The fatigue lobby would be delighted if one day a clear biological cause is shown for the illness – presumably then it becomes like MS or any other ‘proper’ illness?

And the anti- psychiatrists would be delighted if absolutely no biological change could be found in the brains of depressed people. They have been similarly delighted by the findings that antidepressants are not as effective as people used to think. Their response is not at all to suggest finding a more effective antidepressant, but rather to debunk the whole concept of Depression.

If you need to ask how can simple chemicals substances change the way people think and behave, then you have (wisely) not visited Nottingham city centre at 11pm. If you doubt that faults can occur in complicated electronic control systems, and that such faults are impossible to diagnose and treat, try using a 10 year old Beko washing machine. It has a mind of its own.

It seems the learning point is never to try and assign a problem to mind / or body, and always to recognise that the two are one. If that makes us just a brilliant machine or merely thirty nine dollars worth of chemicals dressed in a suit of similar value, so what?

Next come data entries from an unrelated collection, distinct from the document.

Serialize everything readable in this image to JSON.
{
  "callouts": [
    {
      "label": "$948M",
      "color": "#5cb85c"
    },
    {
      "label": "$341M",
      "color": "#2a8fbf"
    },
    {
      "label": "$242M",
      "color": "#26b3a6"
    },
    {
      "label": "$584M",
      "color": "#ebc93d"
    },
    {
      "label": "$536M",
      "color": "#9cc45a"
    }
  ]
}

Well, for one thing, less stigma, and less guilt. If we have defective mood control systems, whatever the basis, then this is a health problem and not shameful.

I was taught by Irish Nuns that ‘man thou art dust and to dust you will return’. (Its the kind of thing Rugby Forwards say to each other before a game). The dust cost less than thirty nine dollars in those days.

And if God is really acting as DJ, is he playing enough soul?